For teams running Codex against large codebases with significant volume, this is a real budget consideration. If documentation generation, code formatting checks, and changelog updates can run on a mini model, and only security review and architecture assessment route to a reasoning model, the effective cost per task decreases without sacrificing quality where quality matters.
Defining Custom Agents With Model Configuration
The practical side of setting this up in the Codex custom agent system involves declaring the agent’s role clearly enough that the orchestrator routes to it correctly, then specifying the model appropriate for that role. The description field in the agent registration is what the orchestrating model reads to make routing decisions, so it needs to specify the conditions under which the agent should and should not be invoked. A security reviewer described as “reviews code” will get invoked constantly. A security reviewer described as “reviews code that handles user input, authentication tokens, file paths, or external API responses for security vulnerabilities” will be invoked where it adds value.
The model choice and the description work together. A cheap model with a precise description applied to a narrow task produces good results and low costs.
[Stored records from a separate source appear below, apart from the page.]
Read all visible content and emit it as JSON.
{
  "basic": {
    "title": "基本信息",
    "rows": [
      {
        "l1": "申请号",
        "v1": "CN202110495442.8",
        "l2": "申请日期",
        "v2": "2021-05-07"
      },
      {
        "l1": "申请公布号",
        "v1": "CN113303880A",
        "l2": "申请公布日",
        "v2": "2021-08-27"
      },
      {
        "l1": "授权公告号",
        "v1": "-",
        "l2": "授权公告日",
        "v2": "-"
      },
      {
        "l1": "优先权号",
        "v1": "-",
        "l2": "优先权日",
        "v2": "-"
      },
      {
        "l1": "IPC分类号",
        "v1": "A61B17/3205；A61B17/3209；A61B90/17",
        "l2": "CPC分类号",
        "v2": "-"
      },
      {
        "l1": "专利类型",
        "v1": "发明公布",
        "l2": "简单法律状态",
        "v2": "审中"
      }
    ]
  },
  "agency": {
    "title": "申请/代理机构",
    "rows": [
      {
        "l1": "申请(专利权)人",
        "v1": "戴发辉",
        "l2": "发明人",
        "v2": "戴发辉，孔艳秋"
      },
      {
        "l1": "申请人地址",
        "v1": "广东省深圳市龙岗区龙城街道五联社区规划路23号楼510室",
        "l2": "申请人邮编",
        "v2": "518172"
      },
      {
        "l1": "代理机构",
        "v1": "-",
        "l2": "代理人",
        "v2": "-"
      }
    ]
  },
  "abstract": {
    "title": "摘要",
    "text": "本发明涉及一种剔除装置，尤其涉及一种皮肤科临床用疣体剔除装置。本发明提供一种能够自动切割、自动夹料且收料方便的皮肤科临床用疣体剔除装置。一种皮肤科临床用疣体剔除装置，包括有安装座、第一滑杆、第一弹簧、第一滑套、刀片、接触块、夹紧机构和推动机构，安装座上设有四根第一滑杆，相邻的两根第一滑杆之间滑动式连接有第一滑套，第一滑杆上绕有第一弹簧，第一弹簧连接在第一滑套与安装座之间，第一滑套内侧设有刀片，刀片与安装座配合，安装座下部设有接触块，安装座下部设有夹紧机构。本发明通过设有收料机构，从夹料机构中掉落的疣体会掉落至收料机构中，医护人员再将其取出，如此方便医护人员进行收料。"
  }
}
A reasoning model with a vague description applied to everything produces accurate but expensive results. The tuning is in both dimensions at once.
The feature Willison pointed to is a relatively small addition to what Codex can do. But it opens up a design space that single-model coding agents cannot enter: workflows where the capability profile of the AI changes task by task, matched to what each task actually requires. That is a different kind of flexibility than context isolation or parallel execution, and for teams thinking seriously about building agent-driven workflows, it is worth building around from the start.